Nello scrivere un romanzo lei  “naviga a vista” senza uno specifico impianto tecnico, oppure compone l’opera attraverso una pianificazione puntuale?

Dedico altrettanto tempo alla preparazione di un romanzo e alla sua stesura: un mese e un mese.

Scrive con costanza, tutti i giorni, come faceva A. Trollope, oppure si lascia trascinare dall’incostanza dell’ispirazione?

Mi mancherebbe solo l’incostanza dell’ispirazione! Quando lavoro a un progetto scrivo ogni giorno, come fanno più o meno tutti.

Essendo un editor, leggerà centinaia di manoscritti.  E’ proprio vero che gli aspiranti inviano testi spesso dai contenuti improbabili e commettono errori assurdi o sono “leggende metropolitane”? Com’è la situazione dell’ “esordienteria” di oggi?

Giudicando dai testi dei miei allievi, che in certi anni arrivano a portarmi fino a 5000 pagine da leggere, gli esordienti di oggi sono in media meno ingenui e più competenti di quelli di dieci o venti anni fa.

Può raccontarci di un incontro “folgorante” con un testo “dei sogni” e uno, invece divertente su un manoscritto improbabile?

Forse l’incontro più stravagante è stato quello con una persona molto abbiente, che qualche anno fa mi propose di fargli da ghost writer per una specie di testo filosofico del tutto folle, in cui peraltro c’erano, qua e là, delle intuizioni geniali. Se non ricordo male mi offrì 25mila euro per fare questo lavoro, che girai a un mio allievo!

È assodato che per “scrivere” bisogna prima “leggere”:  trova il tempo per leggere per se stesso? E quando legge per evadere, cosa legge?

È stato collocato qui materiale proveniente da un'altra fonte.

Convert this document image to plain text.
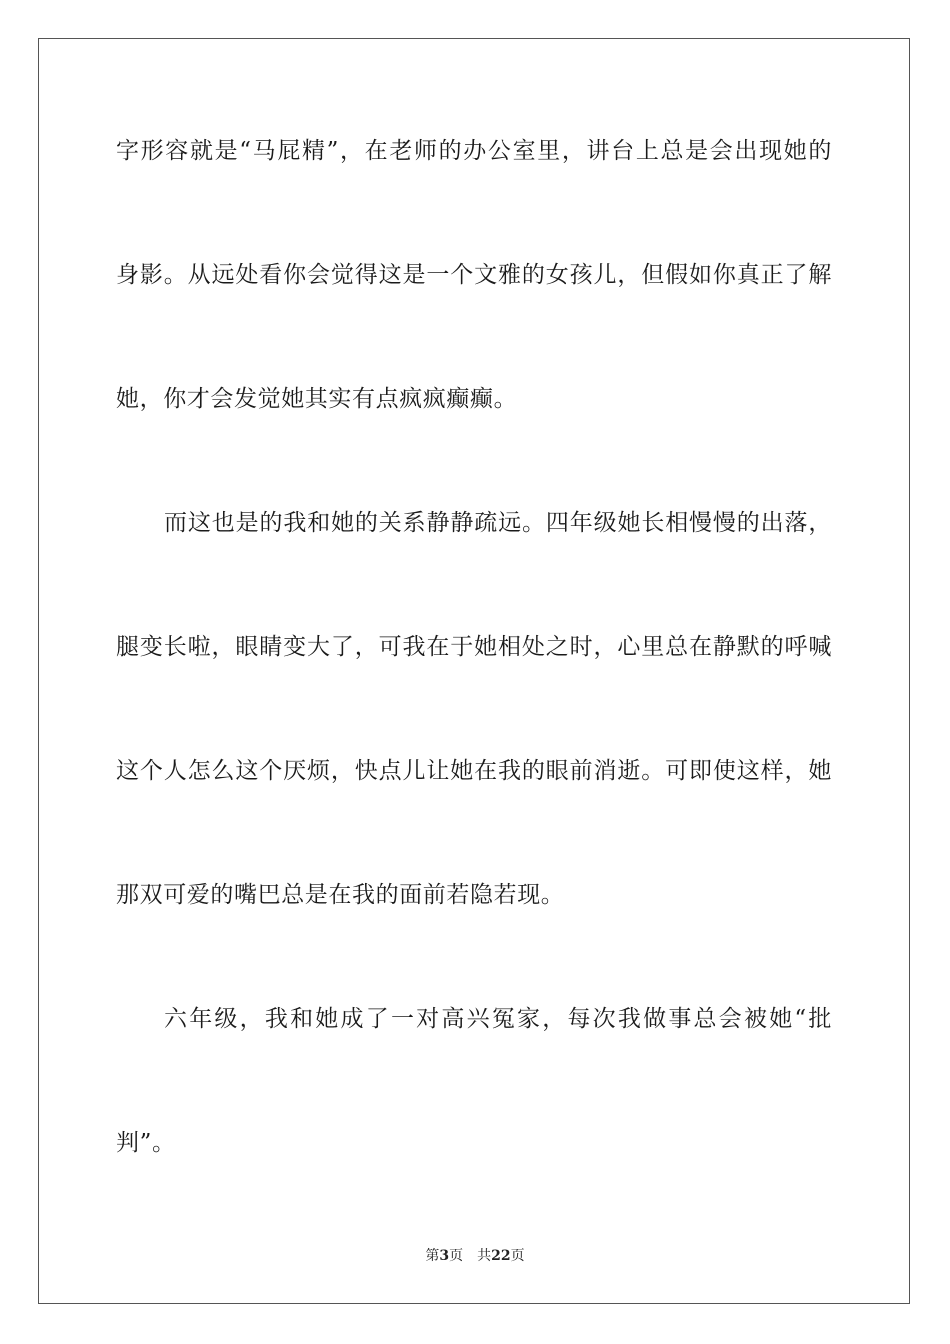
字形容就是“马屁精”，在老师的办公室里，讲台上总是会出现她的
身影。从远处看你会觉得这是一个文雅的女孩儿，但假如你真正了解
她，你才会发觉她其实有点疯疯癫癫。
而这也是的我和她的关系静静疏远。四年级她长相慢慢的出落，
腿变长啦，眼睛变大了，可我在于她相处之时，心里总在静默的呼喊
这个人怎么这个厌烦，快点儿让她在我的眼前消逝。可即使这样，她
那双可爱的嘴巴总是在我的面前若隐若现。
六年级，我和她成了一对高兴冤家，每次我做事总会被她“批
判”。
第3页 共22页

Non leggo mai per evadere, una sola vita è davvero troppo poco per poterselo permettere. Casomai allora leggo qualche albo della mia collezione di vecchi Tex o Alan Ford o Topolino! Le mie letture in un anno sono per metà libri nuovi, per metà riletture o letture di classici. Per esempio, ogni quattro o cinque anni rileggo tutto Shakespeare.

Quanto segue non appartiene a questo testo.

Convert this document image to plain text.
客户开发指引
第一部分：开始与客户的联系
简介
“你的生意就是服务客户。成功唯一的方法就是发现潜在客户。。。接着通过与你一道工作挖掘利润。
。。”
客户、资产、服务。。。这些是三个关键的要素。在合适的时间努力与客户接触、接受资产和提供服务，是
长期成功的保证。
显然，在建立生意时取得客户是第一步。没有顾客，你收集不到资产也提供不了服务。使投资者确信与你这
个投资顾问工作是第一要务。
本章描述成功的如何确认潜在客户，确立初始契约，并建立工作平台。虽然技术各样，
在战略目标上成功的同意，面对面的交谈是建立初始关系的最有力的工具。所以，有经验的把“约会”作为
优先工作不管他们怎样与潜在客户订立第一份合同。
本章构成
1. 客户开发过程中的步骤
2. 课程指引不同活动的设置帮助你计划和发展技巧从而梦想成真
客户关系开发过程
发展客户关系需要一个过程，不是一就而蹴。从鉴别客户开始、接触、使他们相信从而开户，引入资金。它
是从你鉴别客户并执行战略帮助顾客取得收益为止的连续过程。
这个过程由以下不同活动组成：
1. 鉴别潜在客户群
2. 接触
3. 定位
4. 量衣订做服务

Quale è il genere letterario che predilige?

I libri che hanno segnato la mia vita raramente appartenevano a un genere.

Autori/Autrici che in qualche modo la  rappresentano o che ama particolarmente: citarne due italiani e due stranieri.

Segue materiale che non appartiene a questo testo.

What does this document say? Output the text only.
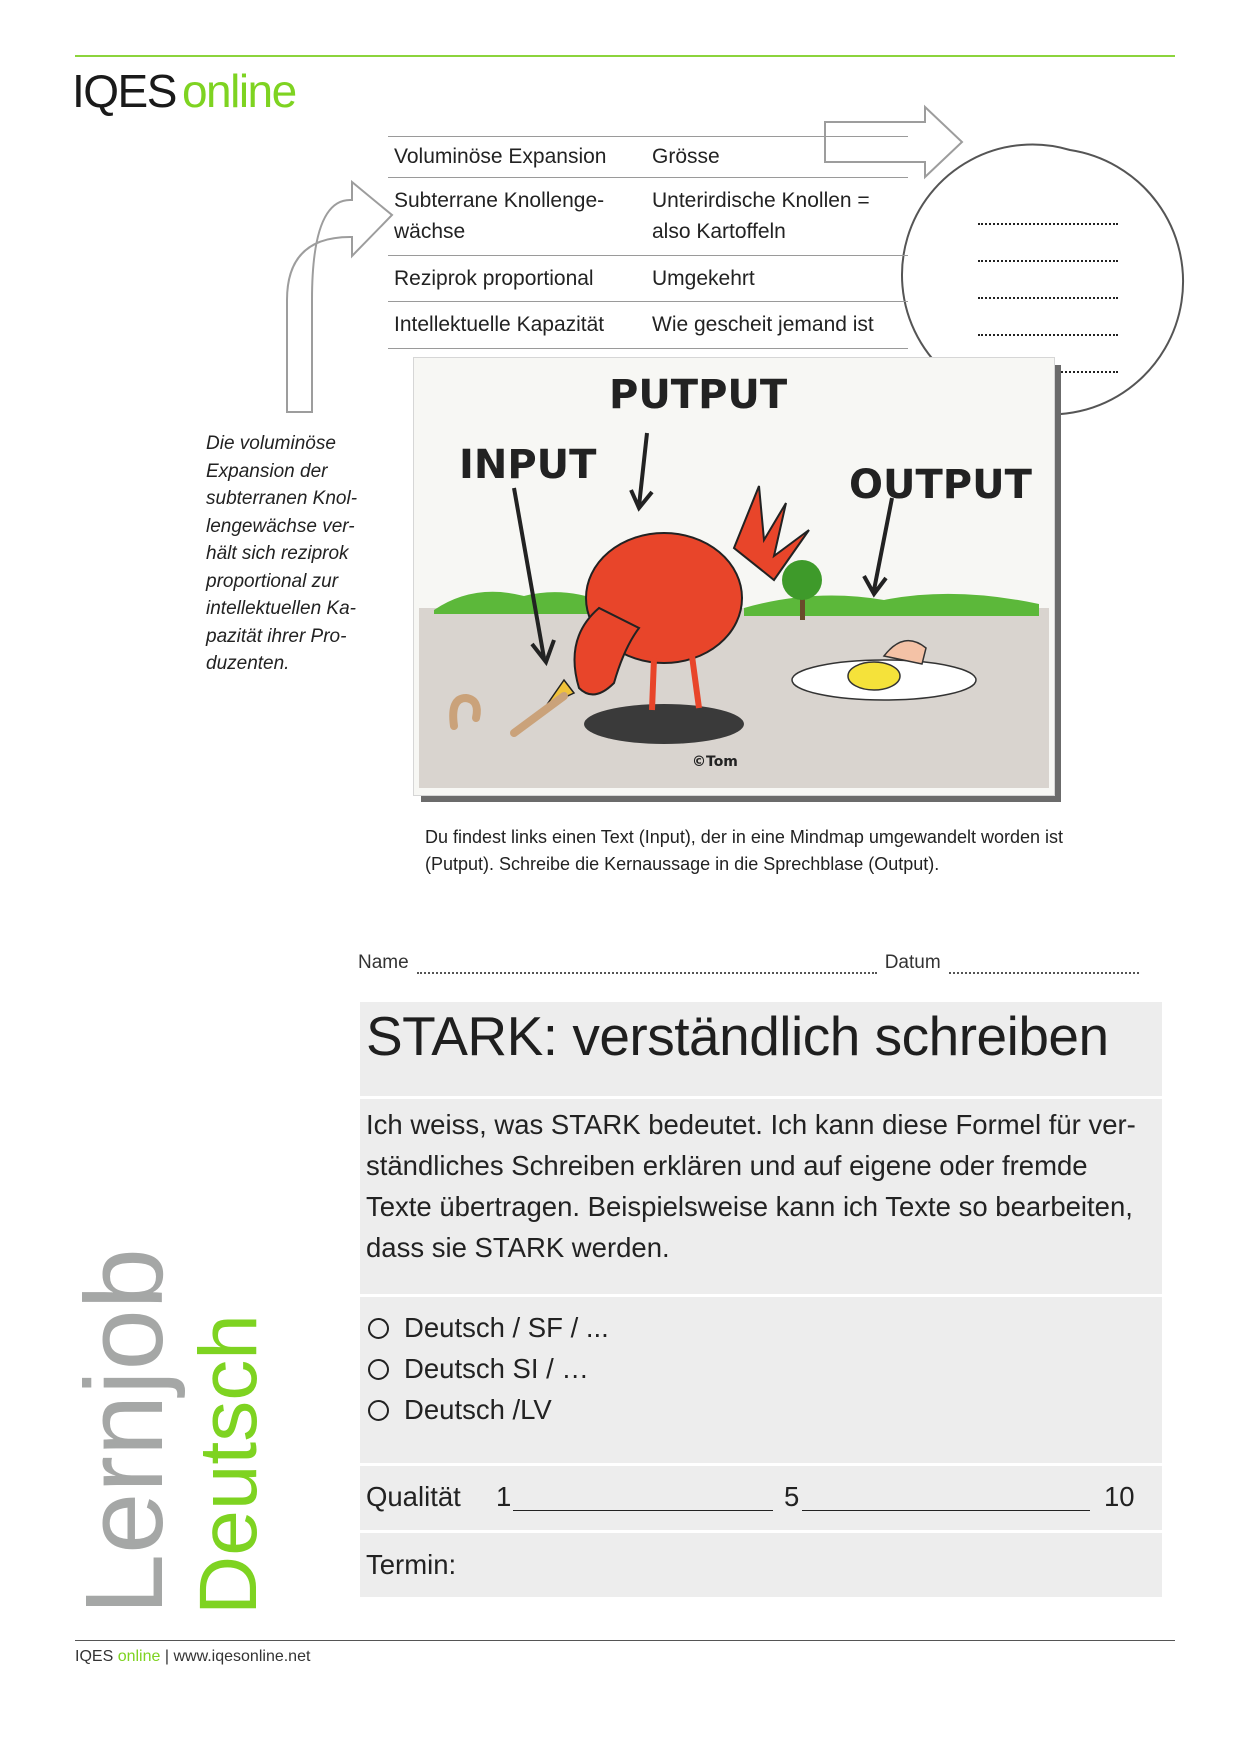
IQES online
Voluminöse Expansion	Grösse
Subterrane Knollenge-
wächse	Unterirdische Knollen =
also Kartoffeln
Reziprok proportional	Umgekehrt
Intellektuelle Kapazität	Wie gescheit jemand ist
Die voluminöse Expansion der subterranen Knol-lengewächse ver-hält sich reziprok proportional zur intellektuellen Ka-pazität ihrer Pro-duzenten.
PUTPUT
INPUT	OUTPUT
©Tom
Du findest links einen Text (Input), der in eine Mindmap umgewandelt worden ist (Putput). Schreibe die Kernaussage in die Sprechblase (Output).
Name	Datum
STARK: verständlich schreiben
Ich weiss, was STARK bedeutet. Ich kann diese Formel für ver-ständliches Schreiben erklären und auf eigene oder fremde Texte übertragen. Beispielsweise kann ich Texte so bearbeiten, dass sie STARK werden.
Deutsch / SF / ...
Deutsch SI / …
Deutsch /LV
Qualität 1	5	10
Termin:
Lernjob
Deutsch
IQES online | www.iqesonline.net
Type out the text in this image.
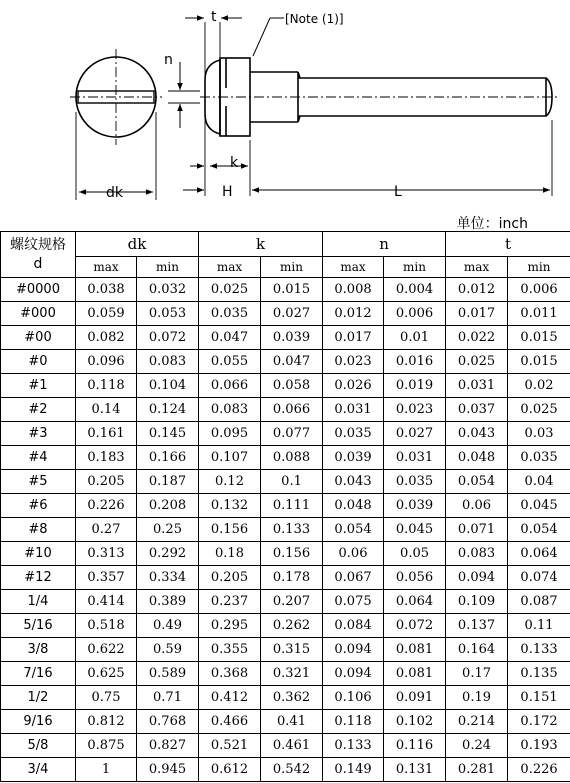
t	[Note (1)]
n
k
dk	H	L
单位：inch
螺纹规格
d	dk		k		n		t	
	max	min	max	min	max	min	max	min
#0000	0.038	0.032	0.025	0.015	0.008	0.004	0.012	0.006
#000	0.059	0.053	0.035	0.027	0.012	0.006	0.017	0.011
#00	0.082	0.072	0.047	0.039	0.017	0.01	0.022	0.015
#0	0.096	0.083	0.055	0.047	0.023	0.016	0.025	0.015
#1	0.118	0.104	0.066	0.058	0.026	0.019	0.031	0.02
#2	0.14	0.124	0.083	0.066	0.031	0.023	0.037	0.025
#3	0.161	0.145	0.095	0.077	0.035	0.027	0.043	0.03
#4	0.183	0.166	0.107	0.088	0.039	0.031	0.048	0.035
#5	0.205	0.187	0.12	0.1	0.043	0.035	0.054	0.04
#6	0.226	0.208	0.132	0.111	0.048	0.039	0.06	0.045
#8	0.27	0.25	0.156	0.133	0.054	0.045	0.071	0.054
#10	0.313	0.292	0.18	0.156	0.06	0.05	0.083	0.064
#12	0.357	0.334	0.205	0.178	0.067	0.056	0.094	0.074
1/4	0.414	0.389	0.237	0.207	0.075	0.064	0.109	0.087
5/16	0.518	0.49	0.295	0.262	0.084	0.072	0.137	0.11
3/8	0.622	0.59	0.355	0.315	0.094	0.081	0.164	0.133
7/16	0.625	0.589	0.368	0.321	0.094	0.081	0.17	0.135
1/2	0.75	0.71	0.412	0.362	0.106	0.091	0.19	0.151
9/16	0.812	0.768	0.466	0.41	0.118	0.102	0.214	0.172
5/8	0.875	0.827	0.521	0.461	0.133	0.116	0.24	0.193
3/4	1	0.945	0.612	0.542	0.149	0.131	0.281	0.226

Impossibile, sono troppi. Posso solo dire che sono d’accordo con tutti quelli che pensano che Kafka sia stato il più grande scrittore che ha calcato il Pianeta. Se Dio scrivesse, scriverebbe come Kafka.

Dei suoi romanzi precedenti, ce n’è uno che particolarmente predilige e sente più suo? Se sì qual è, può descrivercelo e parlarci delle emozioni che le ha suscitato il comporlo?

Forse “Strane cose, domani”, scritto nel 2008 e uscito l’anno dopo, per diversi motivi. Anzitutto partiva da un fatto vero: come capita al protagonista, avevo davvero trovato su una panchina del Parco Sempione un diario che si stava inzuppando di pioggia, l’avevo portato a casa ed ero riuscito a risalire alla proprietaria, una liceale che mi aveva raccontato la storia incredibile della sua vita e di quel diario…

E poi lo psicologo (omicida “per caso”) protagonista del romanzo, che finisce nei guai perché si innamora della ragazza, è uno dei personaggi in cui ho messo davvero tanto di me stesso. Non a caso è forse il mio libro che ha avuto più successo.

È pro o contro i concorsi letterari? Ritiene siano importanti per un aspirante o esordiente per emergere?

I concorsi letterari hanno un valore discontinuo. Quelli per inediti, dedicati agli esordienti, sono spesso ottimi e io stesso oggi ne presiedo due. Molti grandi talenti hanno avuto il loro primo incoraggiamento “obiettivo” dalle giurie di questi concorsi. Poi vengono i concorsi per libri editi: ce ne sono alcuni raccomandabili nella fascia media, ossia di quelli che non garantiscono chissà quale balzo nelle vendite al libro vincitore, ma che premiano davvero la qualità. Invece, come sappiamo, i maggiori (lo Strega fra tutti) purtroppo sono quelli più inquinati.

A cosa sta lavorando ultimamente e quando uscirà il suo nuovo romanzo?  Vuole parlarcene?

Ho finito da qualche mese il quattordicesimo romanzo, cosa che mi preoccupa perché quando ho cominciato avevo scommesso di scriverne venti prima di morire… forse è il caso di rallentare.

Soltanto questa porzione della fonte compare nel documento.